Le dissident et lanceur d’alerte égyptien a annoncé qu’il travaillait sur un plan alternatif pour l’avenir de l’Égypte, qui pourrait conduire à l’éviction de Sissi
Le lanceur d’alerte égyptien, âgé de 43 ans, a publié plus d’une douzaine de vidéos depuis son exil en Espagne, expliquant en détail comment, selon lui, des responsables ont détourné des millions de dollars de fonds publics pour leurs projets personnels (MEE)

L’opposant et lanceur d’alerte égyptien Mohamed Ali a annoncé qu’il était en train de travailler avec des personnalités politiques de l’opposition en exil pour élaborer un projet alternatif pour l’avenir de l’Égypte, dans le but de faire pression sur le président Abdel Fattah al-Sissi afin qu’il démissionne.

Selon lui, les Égyptiens à l’intérieur et à l’extérieur du pays pourront voter pour ce projet dans le cadre d’un référendum en ligne. Il a précisé qu’il envisageait de dévoiler son plan d’ici les deux prochains mois.

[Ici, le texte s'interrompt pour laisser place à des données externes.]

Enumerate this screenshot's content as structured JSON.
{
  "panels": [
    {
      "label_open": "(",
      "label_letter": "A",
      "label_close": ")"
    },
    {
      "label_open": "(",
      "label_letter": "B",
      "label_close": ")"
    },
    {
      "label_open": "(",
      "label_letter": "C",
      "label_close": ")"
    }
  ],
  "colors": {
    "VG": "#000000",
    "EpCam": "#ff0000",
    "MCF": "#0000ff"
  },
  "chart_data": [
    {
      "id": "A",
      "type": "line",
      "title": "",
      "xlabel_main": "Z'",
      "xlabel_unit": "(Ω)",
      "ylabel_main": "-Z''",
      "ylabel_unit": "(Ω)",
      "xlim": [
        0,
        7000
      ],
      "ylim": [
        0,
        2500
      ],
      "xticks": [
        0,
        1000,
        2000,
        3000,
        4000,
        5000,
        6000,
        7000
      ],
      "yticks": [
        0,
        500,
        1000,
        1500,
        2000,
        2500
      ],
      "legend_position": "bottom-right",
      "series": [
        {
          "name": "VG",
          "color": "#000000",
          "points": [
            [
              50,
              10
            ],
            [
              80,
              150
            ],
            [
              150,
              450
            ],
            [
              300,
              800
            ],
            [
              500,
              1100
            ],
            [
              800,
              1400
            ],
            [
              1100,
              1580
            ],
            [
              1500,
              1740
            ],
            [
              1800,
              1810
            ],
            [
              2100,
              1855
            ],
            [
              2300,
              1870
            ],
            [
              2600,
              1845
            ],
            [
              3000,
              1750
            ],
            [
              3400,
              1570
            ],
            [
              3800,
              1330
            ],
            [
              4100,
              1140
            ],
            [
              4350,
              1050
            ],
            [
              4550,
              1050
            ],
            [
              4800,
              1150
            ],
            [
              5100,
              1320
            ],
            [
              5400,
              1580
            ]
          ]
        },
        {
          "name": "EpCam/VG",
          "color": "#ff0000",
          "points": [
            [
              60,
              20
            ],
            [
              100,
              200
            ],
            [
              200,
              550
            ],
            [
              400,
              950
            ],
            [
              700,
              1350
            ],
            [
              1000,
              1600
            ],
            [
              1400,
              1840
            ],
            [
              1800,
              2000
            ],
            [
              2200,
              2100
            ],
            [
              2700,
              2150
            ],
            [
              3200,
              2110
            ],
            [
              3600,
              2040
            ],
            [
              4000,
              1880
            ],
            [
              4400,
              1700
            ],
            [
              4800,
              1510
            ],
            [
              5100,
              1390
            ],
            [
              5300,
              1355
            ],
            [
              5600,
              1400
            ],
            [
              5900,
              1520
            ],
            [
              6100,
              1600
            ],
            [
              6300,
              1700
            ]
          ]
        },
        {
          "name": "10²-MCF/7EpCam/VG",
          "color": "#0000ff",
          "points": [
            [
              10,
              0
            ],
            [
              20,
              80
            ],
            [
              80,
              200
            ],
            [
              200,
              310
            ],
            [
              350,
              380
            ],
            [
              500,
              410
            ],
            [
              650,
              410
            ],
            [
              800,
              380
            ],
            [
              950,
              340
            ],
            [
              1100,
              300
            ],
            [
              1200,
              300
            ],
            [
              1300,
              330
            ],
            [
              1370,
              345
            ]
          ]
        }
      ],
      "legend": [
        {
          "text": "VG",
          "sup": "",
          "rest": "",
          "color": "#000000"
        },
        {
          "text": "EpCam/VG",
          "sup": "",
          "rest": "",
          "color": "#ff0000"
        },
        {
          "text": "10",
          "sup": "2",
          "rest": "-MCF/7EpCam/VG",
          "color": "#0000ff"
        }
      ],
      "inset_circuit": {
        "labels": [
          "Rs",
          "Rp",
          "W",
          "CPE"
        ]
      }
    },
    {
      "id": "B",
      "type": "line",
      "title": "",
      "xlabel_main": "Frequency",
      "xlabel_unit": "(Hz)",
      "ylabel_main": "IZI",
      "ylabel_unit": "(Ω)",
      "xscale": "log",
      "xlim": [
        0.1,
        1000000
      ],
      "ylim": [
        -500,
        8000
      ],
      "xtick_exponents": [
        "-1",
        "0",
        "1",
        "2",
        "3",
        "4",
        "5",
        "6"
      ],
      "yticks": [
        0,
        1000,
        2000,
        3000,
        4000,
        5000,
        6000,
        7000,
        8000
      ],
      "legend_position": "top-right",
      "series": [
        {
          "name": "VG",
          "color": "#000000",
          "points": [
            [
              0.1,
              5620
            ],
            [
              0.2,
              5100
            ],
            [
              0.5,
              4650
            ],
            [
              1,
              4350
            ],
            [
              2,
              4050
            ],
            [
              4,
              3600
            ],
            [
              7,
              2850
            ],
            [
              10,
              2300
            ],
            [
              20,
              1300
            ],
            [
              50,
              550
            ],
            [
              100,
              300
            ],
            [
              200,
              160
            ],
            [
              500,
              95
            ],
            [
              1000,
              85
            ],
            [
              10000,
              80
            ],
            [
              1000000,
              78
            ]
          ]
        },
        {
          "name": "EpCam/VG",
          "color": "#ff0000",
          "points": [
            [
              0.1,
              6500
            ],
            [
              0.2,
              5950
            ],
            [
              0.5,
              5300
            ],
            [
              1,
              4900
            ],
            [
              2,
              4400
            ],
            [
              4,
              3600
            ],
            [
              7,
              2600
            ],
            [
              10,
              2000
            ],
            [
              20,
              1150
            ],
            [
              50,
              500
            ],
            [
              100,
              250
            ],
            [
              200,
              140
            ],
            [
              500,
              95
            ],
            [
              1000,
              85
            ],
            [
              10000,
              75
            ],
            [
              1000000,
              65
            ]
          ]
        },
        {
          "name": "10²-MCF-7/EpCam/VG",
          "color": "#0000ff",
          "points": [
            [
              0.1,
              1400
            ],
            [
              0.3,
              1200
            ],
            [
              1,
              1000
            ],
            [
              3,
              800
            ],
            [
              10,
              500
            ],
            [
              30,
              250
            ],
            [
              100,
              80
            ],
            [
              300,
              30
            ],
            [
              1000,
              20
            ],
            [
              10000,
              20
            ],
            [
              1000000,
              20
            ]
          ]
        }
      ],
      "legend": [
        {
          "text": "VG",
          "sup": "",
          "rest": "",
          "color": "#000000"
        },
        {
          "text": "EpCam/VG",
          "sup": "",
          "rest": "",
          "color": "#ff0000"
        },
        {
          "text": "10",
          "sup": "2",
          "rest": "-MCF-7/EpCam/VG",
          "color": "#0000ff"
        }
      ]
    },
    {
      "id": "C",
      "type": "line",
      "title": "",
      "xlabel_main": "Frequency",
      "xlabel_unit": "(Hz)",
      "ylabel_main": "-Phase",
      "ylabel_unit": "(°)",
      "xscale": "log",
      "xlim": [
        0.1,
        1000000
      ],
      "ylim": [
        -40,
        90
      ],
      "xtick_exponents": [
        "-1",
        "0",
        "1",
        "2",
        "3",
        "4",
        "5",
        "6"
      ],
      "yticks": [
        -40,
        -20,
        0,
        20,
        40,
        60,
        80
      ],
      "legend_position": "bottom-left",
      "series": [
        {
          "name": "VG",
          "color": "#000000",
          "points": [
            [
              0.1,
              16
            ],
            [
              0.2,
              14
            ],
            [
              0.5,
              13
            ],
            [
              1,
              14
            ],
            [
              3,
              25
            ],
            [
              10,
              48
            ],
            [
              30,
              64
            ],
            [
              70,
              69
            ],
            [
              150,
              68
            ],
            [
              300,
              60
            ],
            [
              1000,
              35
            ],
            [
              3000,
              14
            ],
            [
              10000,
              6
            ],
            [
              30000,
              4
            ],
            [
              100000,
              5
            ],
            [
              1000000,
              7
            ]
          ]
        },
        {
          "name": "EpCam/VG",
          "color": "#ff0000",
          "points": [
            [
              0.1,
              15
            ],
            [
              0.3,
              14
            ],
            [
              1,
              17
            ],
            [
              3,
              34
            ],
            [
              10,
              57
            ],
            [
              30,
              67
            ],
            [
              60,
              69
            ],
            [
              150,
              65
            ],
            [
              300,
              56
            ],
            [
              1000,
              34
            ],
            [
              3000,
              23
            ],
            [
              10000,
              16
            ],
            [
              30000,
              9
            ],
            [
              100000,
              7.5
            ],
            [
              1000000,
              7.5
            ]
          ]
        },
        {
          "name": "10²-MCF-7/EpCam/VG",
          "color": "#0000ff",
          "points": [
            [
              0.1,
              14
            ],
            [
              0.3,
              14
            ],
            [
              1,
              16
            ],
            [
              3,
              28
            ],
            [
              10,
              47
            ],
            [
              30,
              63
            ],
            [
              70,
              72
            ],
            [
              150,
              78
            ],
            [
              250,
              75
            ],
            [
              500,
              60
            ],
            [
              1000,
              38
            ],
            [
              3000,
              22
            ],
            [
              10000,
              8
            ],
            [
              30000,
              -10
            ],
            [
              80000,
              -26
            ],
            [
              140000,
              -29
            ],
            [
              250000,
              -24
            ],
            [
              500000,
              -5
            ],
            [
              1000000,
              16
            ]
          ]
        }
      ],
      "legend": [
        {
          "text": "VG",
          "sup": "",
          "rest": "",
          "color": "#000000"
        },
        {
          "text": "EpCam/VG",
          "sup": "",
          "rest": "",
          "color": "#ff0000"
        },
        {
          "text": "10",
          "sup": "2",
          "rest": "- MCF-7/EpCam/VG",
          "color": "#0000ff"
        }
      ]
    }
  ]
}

« J’ai réuni un groupe important de la société civile égyptienne et de l’opposition. Nous travaillons actuellement sur un plan de résolution des problèmes de l’Égypte que nous dévoilerons bientôt à tout le monde », a-t-il déclaré.

L’ancien homme d’affaires et acteur a dévoilé cette initiative lors d’une conférence de presse, mercredi à Londres, lors de sa première apparition publique depuis son départ de l’Égypte l’année dernière et son exil volontaire.

Entre autres choses, ce projet devrait définir un plan pour sauver l’économie du pays en plein effondrement, ainsi que pour la formation d’une nouvelle structure gouvernementale, a-t-il précisé à Middle East Eye.

« Nous devons être clairs. Nous devons être justes. Le peuple égyptien doit d’abord voir la voie à suivre. »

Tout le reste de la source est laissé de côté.